Reinier “The Dutch Knight” De Ridder tidak membuang waktu untuk membuktikan diri dalam divisi middleweight dengan sebuah kemenangan cepat melalui submission pada ronde pertama dalam debut promosionalnya di ajang ONE: HERO’S ASCENT, bulan Januari 2019.

De Ridder segera menyeret lawannya, “King Kong Warrior” Fan Rong, ke atas kanvas dan masuk ke posisi side control, yang disebut juga kendali samping, sebelum terfokus melancarkan kuncian kimura. Walau Fan bertahan, perjuangannya tak berlangsung lama.

Saat Fan mencoba kembali berdiri, pria asal Belanda ini menyelipkan lengan kanannya di bawah dagu lawannya dan mengamankan kuncian D’Arce choke.

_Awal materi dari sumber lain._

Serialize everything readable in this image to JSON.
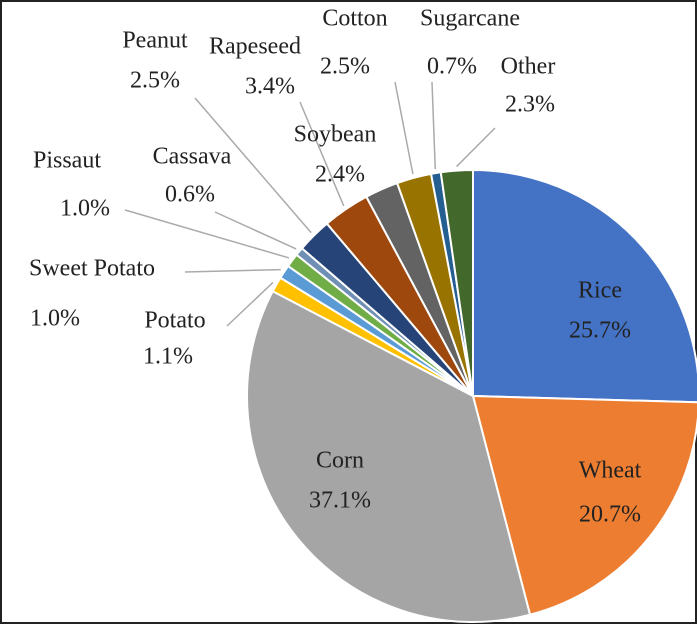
{
  "chart_data": {
    "type": "pie",
    "categories": [
      "Rice",
      "Wheat",
      "Corn",
      "Potato",
      "Sweet Potato",
      "Pissaut",
      "Cassava",
      "Peanut",
      "Rapeseed",
      "Soybean",
      "Cotton",
      "Sugarcane",
      "Other"
    ],
    "values": [
      25.7,
      20.7,
      37.1,
      1.1,
      1.0,
      1.0,
      0.6,
      2.5,
      3.4,
      2.4,
      2.5,
      0.7,
      2.3
    ],
    "value_labels": [
      "25.7%",
      "20.7%",
      "37.1%",
      "1.1%",
      "1.0%",
      "1.0%",
      "0.6%",
      "2.5%",
      "3.4%",
      "2.4%",
      "2.5%",
      "0.7%",
      "2.3%"
    ],
    "colors": [
      "#4472c4",
      "#ed7d31",
      "#a5a5a5",
      "#ffc000",
      "#5b9bd5",
      "#70ad47",
      "#6f8fb5",
      "#264478",
      "#9e480e",
      "#636363",
      "#997300",
      "#255e91",
      "#43682b"
    ]
  }
}
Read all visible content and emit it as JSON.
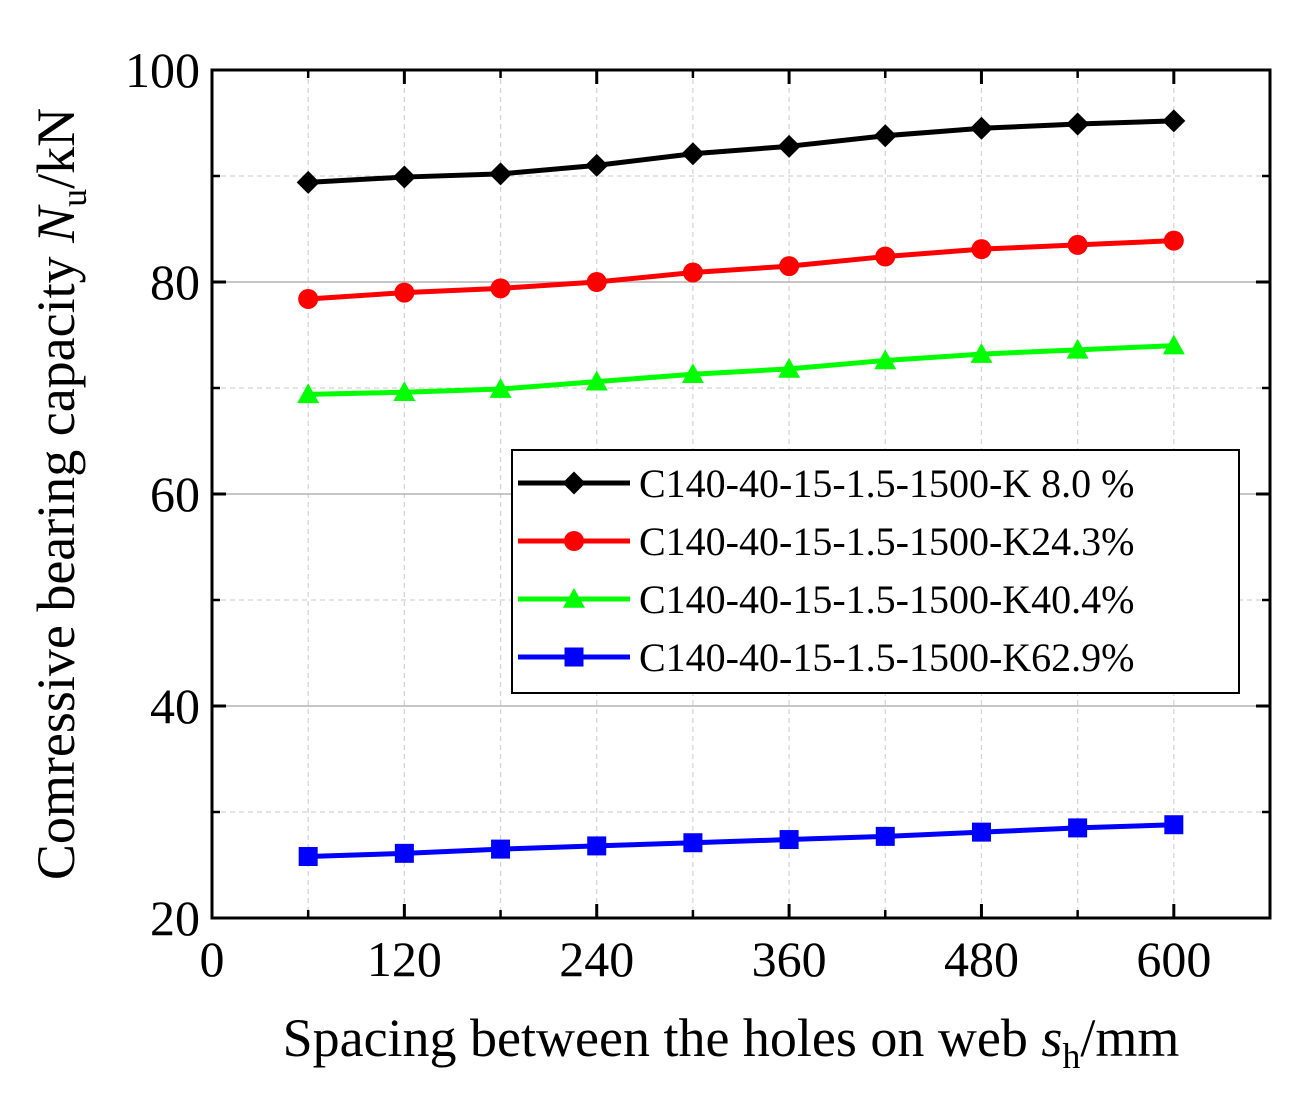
{
  "chart_data": {
    "type": "line",
    "title": "",
    "xlabel": {
      "prefix": "Spacing between the holes on web ",
      "var": "s",
      "sub": "h",
      "suffix": "/mm"
    },
    "ylabel": {
      "prefix": "Comressive bearing capacity ",
      "var": "N",
      "sub": "u",
      "suffix": "/kN"
    },
    "xlim": [
      0,
      660
    ],
    "ylim": [
      20,
      100
    ],
    "xticks": [
      0,
      120,
      240,
      360,
      480,
      600
    ],
    "xtick_labels": [
      "0",
      "120",
      "240",
      "360",
      "480",
      "600"
    ],
    "xticks_minor": [
      60,
      180,
      300,
      420,
      540
    ],
    "yticks": [
      20,
      40,
      60,
      80,
      100
    ],
    "ytick_labels": [
      "20",
      "40",
      "60",
      "80",
      "100"
    ],
    "yticks_minor": [
      30,
      50,
      70,
      90
    ],
    "grid": true,
    "legend_position": "center-right",
    "x": [
      60,
      120,
      180,
      240,
      300,
      360,
      420,
      480,
      540,
      600
    ],
    "series": [
      {
        "name": "C140-40-15-1.5-1500-K 8.0 %",
        "color": "#000000",
        "marker": "diamond",
        "values": [
          89.4,
          89.9,
          90.2,
          91.0,
          92.1,
          92.8,
          93.8,
          94.5,
          94.9,
          95.2
        ]
      },
      {
        "name": "C140-40-15-1.5-1500-K24.3%",
        "color": "#ff0000",
        "marker": "circle",
        "values": [
          78.4,
          79.0,
          79.4,
          80.0,
          80.9,
          81.5,
          82.4,
          83.1,
          83.5,
          83.9
        ]
      },
      {
        "name": "C140-40-15-1.5-1500-K40.4%",
        "color": "#00ff00",
        "marker": "triangle",
        "values": [
          69.4,
          69.6,
          69.9,
          70.6,
          71.3,
          71.8,
          72.6,
          73.2,
          73.6,
          74.0
        ]
      },
      {
        "name": "C140-40-15-1.5-1500-K62.9%",
        "color": "#0000ff",
        "marker": "square",
        "values": [
          25.8,
          26.1,
          26.5,
          26.8,
          27.1,
          27.4,
          27.7,
          28.1,
          28.5,
          28.8
        ]
      }
    ]
  }
}
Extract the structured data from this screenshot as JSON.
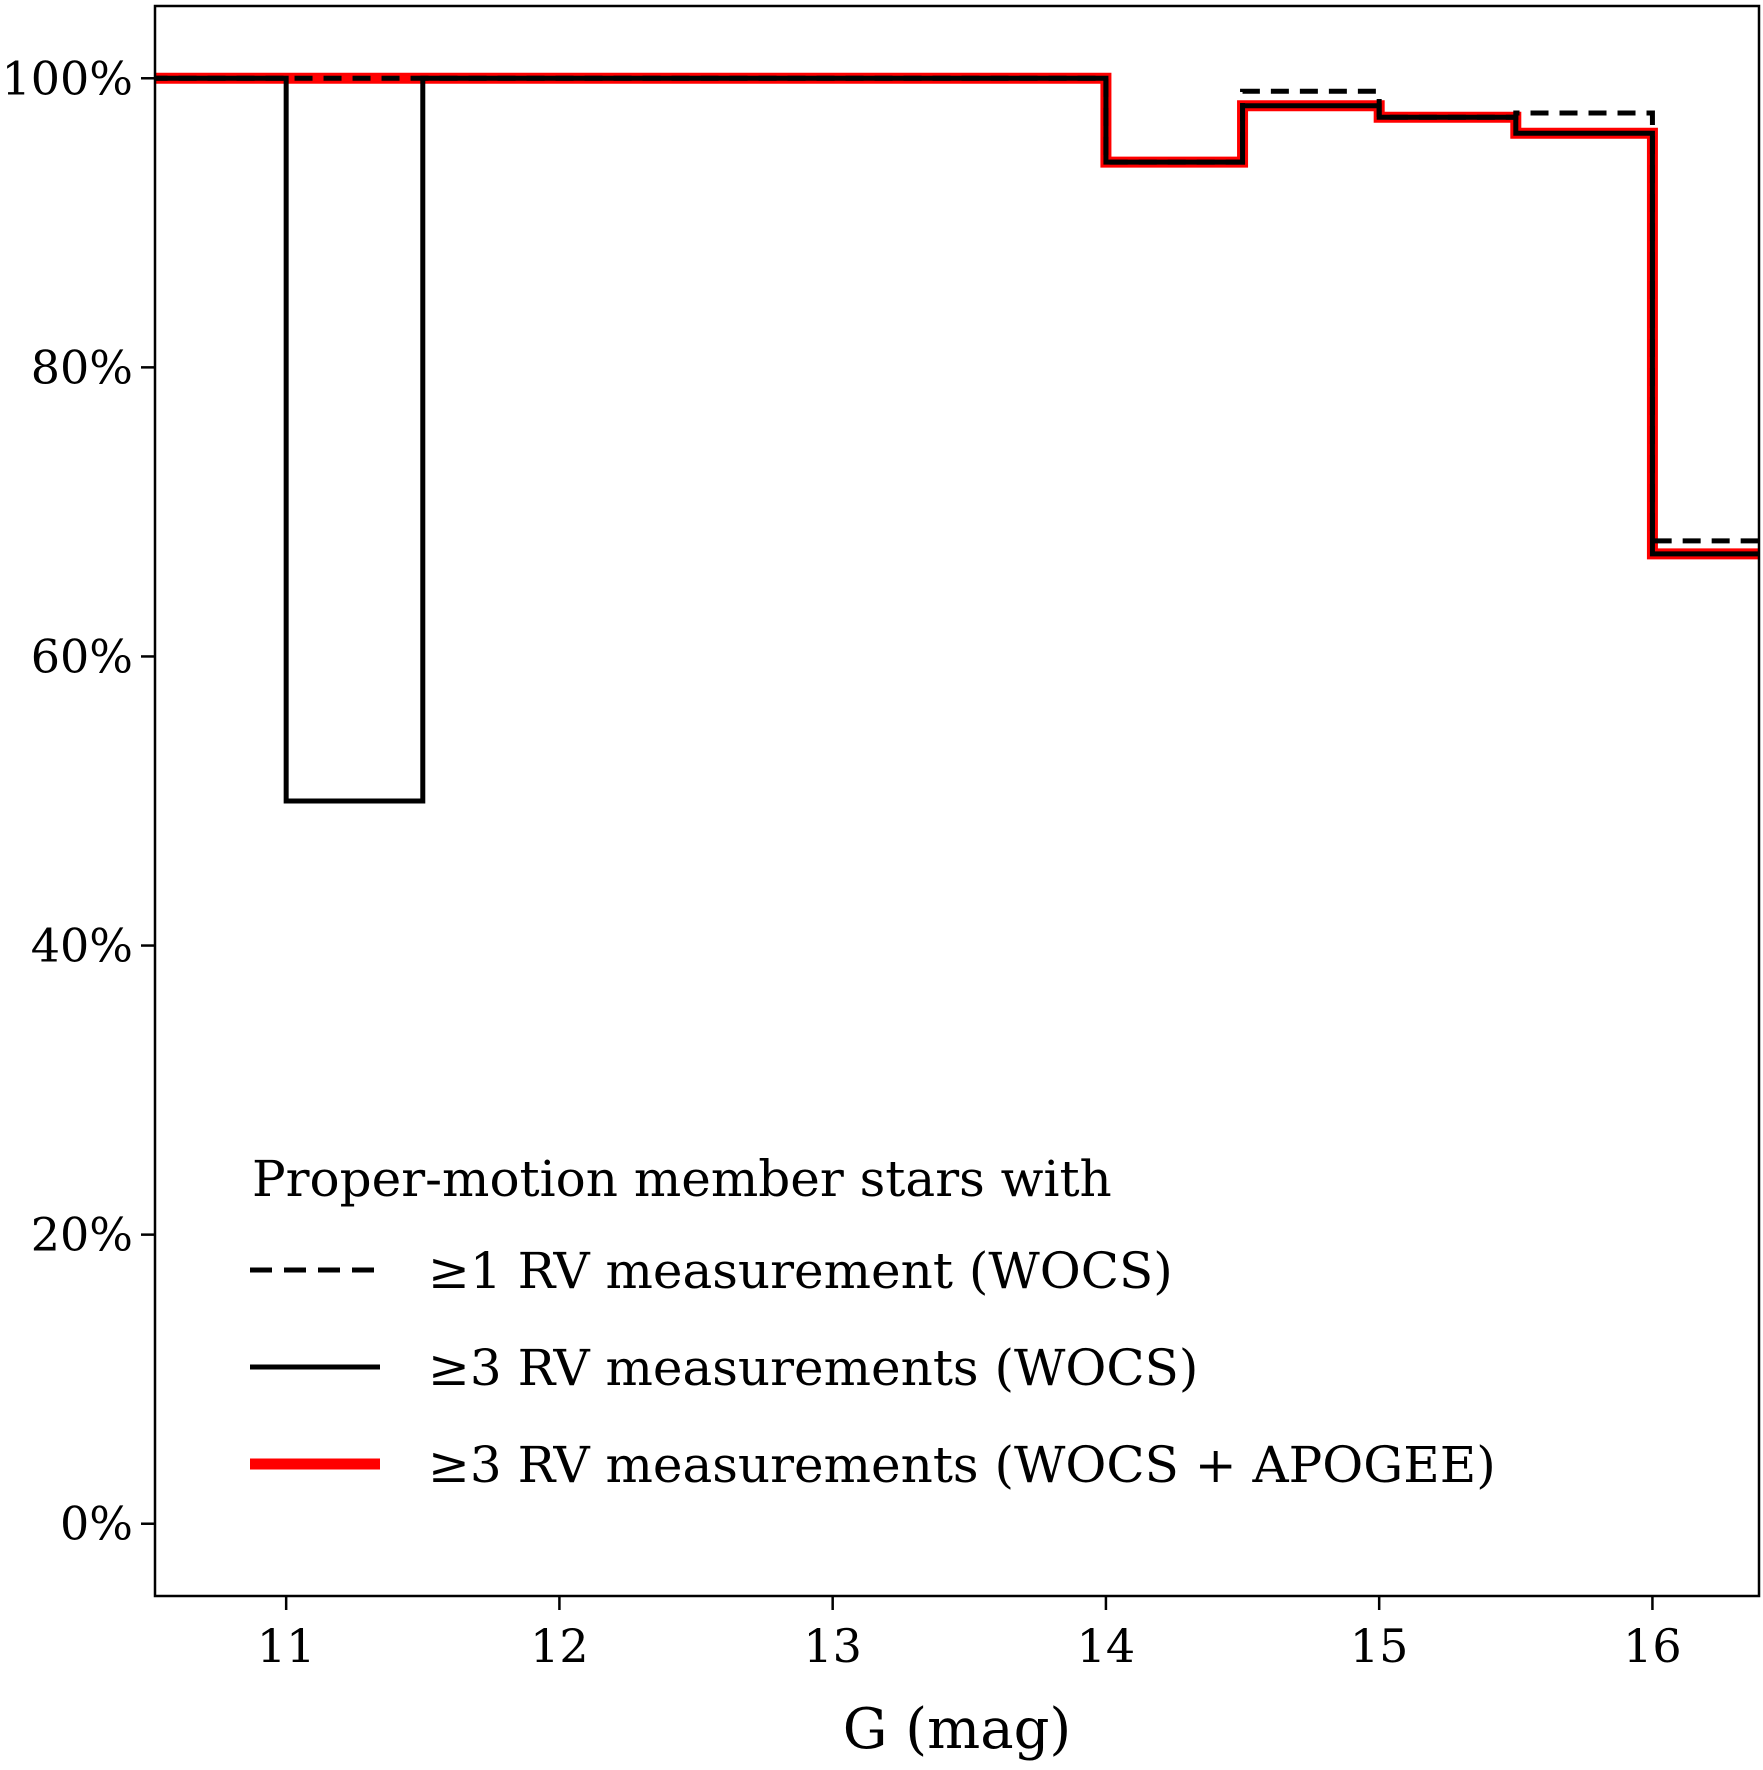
{
  "chart_data": {
    "type": "line",
    "step": "post",
    "xlabel": "G (mag)",
    "ylabel": "",
    "xlim": [
      10.52,
      16.39
    ],
    "ylim": [
      -5,
      105
    ],
    "x_ticks": [
      11,
      12,
      13,
      14,
      15,
      16
    ],
    "x_tick_labels": [
      "11",
      "12",
      "13",
      "14",
      "15",
      "16"
    ],
    "y_ticks": [
      0,
      20,
      40,
      60,
      80,
      100
    ],
    "y_tick_labels": [
      "0%",
      "20%",
      "40%",
      "60%",
      "80%",
      "100%"
    ],
    "grid": false,
    "legend": {
      "placement": "lower-left",
      "title": "Proper-motion member stars with"
    },
    "bin_edges": [
      10.5,
      11.0,
      11.5,
      12.0,
      12.5,
      13.0,
      13.5,
      14.0,
      14.5,
      15.0,
      15.5,
      16.0,
      16.5
    ],
    "series": [
      {
        "name": "≥3 RV measurements (WOCS + APOGEE)",
        "color": "#ff0000",
        "style": "solid-thick",
        "values": [
          100,
          100,
          100,
          100,
          100,
          100,
          100,
          94.2,
          98.1,
          97.3,
          96.2,
          67.1
        ]
      },
      {
        "name": "≥1 RV measurement (WOCS)",
        "color": "#000000",
        "style": "dashed",
        "values": [
          100,
          100,
          100,
          100,
          100,
          100,
          100,
          94.2,
          99.1,
          97.3,
          97.6,
          68.0
        ]
      },
      {
        "name": "≥3 RV measurements (WOCS)",
        "color": "#000000",
        "style": "solid",
        "values": [
          100,
          50,
          100,
          100,
          100,
          100,
          100,
          94.2,
          98.1,
          97.3,
          96.2,
          67.1
        ]
      }
    ]
  }
}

“The Dutch Knight” menjatuhkan pinggulnya ke atas kanvas dan menekan saat Fan berjuang keras melepaskan diri. Hanya dalam beberapa detik, “King Kong Warrior” pun tertidur.

Akhir laga ini terjadi pada menit 1:51 ronde pertama, saat De Ridder membawa rekor profesional sempurnanya menjadi 10-0 dalam penampilan perdana di atas panggung dunia.

Kuncian Armbar Brilian Milik Tiffany Teo

Tiffany Teo membuktikan mengapa ia diberi julukan “No Chill” pada ajang ONE: IMMORTAL PURSUIT, bulan November 2017, dengan submission atas Puja “The Cyclone” Tomar pada ronde pertama.

Pahlawan tuan rumah ini menerima energi yang meluap di dalam Singapore Indoor Stadium dan mendesak Tomar.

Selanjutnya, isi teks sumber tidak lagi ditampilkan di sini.